Practical Applications
Practical Applications Derived from “The Art of Building Verifiers for Computer Use Agents”
The paper introduces the Universal Verifier (UV) and CUAVerifierBench, demonstrating architectural principles (well-scoped rubrics, separate process/outcome signals, controllable vs. uncontrollable failure analysis, and divide-and-conquer screenshot relevance) that materially reduce false positives and align verifier judgments with humans.
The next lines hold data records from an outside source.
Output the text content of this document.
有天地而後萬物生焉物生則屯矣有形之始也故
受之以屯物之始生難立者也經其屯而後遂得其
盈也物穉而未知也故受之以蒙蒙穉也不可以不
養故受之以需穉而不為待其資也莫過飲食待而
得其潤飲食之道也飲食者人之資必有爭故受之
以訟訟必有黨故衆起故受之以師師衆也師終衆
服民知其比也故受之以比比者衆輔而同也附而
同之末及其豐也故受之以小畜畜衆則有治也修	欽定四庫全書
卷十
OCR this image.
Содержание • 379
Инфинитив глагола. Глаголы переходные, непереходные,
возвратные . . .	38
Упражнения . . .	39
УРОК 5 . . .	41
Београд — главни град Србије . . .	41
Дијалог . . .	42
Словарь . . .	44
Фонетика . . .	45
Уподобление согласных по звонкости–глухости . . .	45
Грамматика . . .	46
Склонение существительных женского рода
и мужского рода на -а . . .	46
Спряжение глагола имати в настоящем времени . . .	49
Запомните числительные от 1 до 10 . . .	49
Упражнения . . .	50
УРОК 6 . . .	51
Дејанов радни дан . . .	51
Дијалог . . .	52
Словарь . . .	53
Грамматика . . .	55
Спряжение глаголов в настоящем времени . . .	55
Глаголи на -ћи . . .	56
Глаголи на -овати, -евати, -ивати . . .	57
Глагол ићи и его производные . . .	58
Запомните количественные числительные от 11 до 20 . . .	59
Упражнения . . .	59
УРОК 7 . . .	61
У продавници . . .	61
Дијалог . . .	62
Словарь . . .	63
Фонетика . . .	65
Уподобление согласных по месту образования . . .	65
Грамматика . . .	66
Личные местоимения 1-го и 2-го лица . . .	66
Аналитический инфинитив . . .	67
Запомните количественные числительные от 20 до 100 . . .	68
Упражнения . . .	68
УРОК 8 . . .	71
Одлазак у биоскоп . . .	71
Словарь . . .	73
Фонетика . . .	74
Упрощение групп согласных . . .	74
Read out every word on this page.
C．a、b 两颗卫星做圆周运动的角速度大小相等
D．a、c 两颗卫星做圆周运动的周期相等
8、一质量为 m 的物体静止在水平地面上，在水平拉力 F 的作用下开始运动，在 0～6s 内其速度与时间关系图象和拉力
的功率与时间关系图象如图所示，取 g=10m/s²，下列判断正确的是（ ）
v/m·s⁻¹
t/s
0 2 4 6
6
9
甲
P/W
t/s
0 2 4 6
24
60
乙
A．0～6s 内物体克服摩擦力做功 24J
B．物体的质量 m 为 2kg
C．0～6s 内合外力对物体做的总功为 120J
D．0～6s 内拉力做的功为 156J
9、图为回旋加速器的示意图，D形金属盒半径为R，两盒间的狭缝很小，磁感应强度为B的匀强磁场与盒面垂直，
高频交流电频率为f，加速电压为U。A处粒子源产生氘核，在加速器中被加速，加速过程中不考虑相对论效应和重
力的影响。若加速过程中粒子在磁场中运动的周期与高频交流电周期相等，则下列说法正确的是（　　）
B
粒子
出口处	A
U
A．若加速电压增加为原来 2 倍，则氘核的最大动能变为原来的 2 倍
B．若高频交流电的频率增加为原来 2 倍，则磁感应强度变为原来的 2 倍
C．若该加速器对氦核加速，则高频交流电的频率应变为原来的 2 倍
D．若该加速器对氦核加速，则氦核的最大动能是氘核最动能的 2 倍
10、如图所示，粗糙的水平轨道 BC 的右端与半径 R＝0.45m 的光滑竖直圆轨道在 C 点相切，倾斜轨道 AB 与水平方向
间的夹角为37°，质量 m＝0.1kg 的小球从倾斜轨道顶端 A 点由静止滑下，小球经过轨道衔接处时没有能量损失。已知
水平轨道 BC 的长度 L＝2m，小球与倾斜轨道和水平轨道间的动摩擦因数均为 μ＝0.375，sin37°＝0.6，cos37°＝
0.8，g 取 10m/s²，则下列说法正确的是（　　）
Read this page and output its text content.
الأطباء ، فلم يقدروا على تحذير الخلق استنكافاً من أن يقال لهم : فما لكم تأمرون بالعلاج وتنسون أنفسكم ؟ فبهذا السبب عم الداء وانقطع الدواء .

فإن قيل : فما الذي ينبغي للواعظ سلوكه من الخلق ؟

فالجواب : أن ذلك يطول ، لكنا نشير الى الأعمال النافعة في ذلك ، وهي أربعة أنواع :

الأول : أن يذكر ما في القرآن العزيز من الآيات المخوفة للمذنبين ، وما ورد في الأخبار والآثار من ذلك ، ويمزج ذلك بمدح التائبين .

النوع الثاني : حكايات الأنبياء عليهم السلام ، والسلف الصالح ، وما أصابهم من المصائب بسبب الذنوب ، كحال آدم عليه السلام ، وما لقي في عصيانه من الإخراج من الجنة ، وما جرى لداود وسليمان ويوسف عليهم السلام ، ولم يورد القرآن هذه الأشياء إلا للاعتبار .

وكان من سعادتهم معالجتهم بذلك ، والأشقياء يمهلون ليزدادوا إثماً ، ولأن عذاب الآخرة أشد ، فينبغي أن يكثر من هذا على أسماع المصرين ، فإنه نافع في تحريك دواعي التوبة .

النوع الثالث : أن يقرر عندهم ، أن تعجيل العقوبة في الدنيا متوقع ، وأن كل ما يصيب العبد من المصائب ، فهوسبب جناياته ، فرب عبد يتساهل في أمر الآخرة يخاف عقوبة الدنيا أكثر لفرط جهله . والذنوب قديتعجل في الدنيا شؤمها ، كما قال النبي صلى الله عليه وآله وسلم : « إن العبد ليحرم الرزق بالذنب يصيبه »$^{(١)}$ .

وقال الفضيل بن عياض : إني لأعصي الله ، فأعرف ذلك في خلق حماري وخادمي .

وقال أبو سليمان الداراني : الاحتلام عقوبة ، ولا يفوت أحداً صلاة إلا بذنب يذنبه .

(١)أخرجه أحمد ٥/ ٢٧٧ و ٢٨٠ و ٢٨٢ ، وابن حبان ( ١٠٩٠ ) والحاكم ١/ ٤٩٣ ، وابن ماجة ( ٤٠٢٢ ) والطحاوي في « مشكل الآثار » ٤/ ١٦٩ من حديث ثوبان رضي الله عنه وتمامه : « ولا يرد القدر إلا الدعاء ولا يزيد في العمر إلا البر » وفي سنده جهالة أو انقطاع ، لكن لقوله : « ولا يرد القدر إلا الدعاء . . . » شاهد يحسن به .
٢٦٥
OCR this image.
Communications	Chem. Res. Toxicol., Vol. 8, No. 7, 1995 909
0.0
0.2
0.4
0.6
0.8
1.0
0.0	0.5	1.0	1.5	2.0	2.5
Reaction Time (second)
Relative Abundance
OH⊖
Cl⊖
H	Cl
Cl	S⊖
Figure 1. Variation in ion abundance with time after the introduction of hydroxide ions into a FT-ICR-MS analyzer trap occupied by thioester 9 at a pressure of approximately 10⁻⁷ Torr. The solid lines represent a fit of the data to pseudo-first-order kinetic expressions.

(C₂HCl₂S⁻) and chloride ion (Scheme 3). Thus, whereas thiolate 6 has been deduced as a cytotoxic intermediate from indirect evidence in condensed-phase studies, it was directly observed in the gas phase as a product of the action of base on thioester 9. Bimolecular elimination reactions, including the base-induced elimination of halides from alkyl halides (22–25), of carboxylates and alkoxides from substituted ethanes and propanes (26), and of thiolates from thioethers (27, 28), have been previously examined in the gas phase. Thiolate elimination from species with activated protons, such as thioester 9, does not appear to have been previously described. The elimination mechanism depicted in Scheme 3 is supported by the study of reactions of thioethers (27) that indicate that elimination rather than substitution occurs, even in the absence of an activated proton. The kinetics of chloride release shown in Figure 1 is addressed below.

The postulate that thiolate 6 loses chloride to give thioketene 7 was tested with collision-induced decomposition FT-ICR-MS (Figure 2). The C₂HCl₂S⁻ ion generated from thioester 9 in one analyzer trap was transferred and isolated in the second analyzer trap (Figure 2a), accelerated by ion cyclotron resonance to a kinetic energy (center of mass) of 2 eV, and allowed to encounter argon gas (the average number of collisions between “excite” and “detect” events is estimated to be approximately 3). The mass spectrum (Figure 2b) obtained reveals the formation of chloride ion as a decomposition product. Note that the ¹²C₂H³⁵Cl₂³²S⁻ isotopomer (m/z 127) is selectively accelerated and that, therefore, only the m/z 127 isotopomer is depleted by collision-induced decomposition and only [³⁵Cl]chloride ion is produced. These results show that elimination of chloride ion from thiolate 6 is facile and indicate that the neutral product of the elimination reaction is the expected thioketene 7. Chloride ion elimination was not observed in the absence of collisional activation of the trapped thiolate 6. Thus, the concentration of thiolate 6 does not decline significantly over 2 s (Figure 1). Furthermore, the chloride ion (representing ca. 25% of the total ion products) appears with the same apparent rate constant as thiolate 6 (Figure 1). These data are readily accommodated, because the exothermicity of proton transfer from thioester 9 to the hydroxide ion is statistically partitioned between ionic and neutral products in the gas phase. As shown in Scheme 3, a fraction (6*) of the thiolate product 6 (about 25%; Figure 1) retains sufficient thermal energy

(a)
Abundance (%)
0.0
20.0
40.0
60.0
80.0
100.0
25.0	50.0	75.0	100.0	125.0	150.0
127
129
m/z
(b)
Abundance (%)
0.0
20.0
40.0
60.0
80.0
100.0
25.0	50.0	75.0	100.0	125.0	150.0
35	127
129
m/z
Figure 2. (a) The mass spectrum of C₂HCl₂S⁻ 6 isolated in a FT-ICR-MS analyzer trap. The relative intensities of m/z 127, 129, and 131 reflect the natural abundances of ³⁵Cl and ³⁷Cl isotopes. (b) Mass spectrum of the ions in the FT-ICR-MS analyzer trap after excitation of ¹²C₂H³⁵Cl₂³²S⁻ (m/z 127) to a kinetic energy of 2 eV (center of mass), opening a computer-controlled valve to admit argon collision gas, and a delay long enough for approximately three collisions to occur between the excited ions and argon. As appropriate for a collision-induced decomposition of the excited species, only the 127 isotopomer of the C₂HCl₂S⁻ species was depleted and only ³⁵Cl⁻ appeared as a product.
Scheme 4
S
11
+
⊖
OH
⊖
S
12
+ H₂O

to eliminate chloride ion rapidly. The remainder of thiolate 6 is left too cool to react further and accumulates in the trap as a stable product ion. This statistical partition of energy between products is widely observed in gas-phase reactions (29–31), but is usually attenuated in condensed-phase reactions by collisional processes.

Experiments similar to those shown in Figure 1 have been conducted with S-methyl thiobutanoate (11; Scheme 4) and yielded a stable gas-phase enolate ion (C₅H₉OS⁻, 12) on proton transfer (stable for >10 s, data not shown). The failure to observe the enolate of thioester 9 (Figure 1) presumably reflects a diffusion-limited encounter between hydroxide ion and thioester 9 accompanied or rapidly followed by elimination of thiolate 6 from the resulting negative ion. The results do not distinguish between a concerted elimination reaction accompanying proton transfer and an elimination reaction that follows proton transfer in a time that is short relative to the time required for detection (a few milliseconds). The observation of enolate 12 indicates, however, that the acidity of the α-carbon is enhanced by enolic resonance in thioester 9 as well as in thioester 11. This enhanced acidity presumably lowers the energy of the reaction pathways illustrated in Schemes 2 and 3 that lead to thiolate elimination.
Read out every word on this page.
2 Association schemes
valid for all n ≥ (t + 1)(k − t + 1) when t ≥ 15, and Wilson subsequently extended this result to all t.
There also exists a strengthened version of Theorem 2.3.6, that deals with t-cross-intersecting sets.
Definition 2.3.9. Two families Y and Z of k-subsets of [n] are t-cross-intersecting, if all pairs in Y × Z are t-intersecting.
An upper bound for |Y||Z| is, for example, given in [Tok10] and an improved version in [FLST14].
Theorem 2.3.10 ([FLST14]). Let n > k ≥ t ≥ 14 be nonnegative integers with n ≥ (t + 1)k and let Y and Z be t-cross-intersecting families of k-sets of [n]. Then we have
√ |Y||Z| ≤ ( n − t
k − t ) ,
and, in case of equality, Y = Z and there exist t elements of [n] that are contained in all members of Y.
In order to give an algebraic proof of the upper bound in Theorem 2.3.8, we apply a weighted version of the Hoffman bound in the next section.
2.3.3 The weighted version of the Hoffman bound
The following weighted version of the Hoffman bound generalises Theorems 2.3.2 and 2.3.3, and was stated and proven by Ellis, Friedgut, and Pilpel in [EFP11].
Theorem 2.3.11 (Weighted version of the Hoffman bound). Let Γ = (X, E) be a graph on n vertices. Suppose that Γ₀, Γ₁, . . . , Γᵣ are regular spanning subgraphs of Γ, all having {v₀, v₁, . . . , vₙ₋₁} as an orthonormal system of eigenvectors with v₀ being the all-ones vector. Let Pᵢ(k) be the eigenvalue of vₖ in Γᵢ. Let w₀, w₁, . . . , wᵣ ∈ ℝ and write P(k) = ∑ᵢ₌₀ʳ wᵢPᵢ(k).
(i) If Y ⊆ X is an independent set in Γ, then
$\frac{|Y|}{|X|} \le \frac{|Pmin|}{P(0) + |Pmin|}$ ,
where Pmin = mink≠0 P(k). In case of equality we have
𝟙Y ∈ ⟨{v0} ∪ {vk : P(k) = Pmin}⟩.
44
Below are concrete applications, grouped by deployment horizon.
Immediate Applications
- Robust evaluation of web/computer-use agents in R&D and product teams
- Sectors: software/AI, robotics (HMI/GUI control), enterprise automation
- Tools/workflows/products: integrate UV as a standardized evaluator for agent trajectories; use Cohen’s κ and FPR dashboards to gate models before release; replace or audit existing verifiers with high FPR
- Assumptions/dependencies: access to trajectory logs (screenshots + action history); vision-capable LLM backend; budget for inference; adoption of UV rubric templates
- Training signal generation for RL/RLAIF and dataset curation
- Sectors: AI/ML (agent training), MLOps
- Tools/workflows/products: use separate process and outcome scores to shape rewards, filter noisy successes, and prioritize constructive near-misses; build high-precision training sets by down-weighting trajectories UV marks as false positives
- Assumptions/dependencies: pipeline alignment between UV scores and training framework; compute to run UV at scale; clear task goals to generate task-specific rubrics
- CI/CD test gating for agent releases
- Sectors: software/AI product engineering
- Tools/workflows/products: treat UV + curated task suites as unit/integration tests; block deployments if outcome FPR or κ fall below thresholds; run UV on canary releases
- Assumptions/dependencies: stable test task bank; reproducible environments; policy thresholds for FPR/κ
- Human-in-the-loop annotation acceleration and quality control
- Sectors: data annotation services, academia (benchmarking), enterprise QA
- Tools/workflows/products: two-stage annotation workflows where UV pre-scores trajectories and provides rubrics; use UV to surface missed failures and reduce adjudication time
- Assumptions/dependencies: annotation guidelines aligned to UV’s process/outcome definitions; privacy-compliant screenshot sharing
- Safety/compliance auditing of agent actions (hallucination and side-effect detection)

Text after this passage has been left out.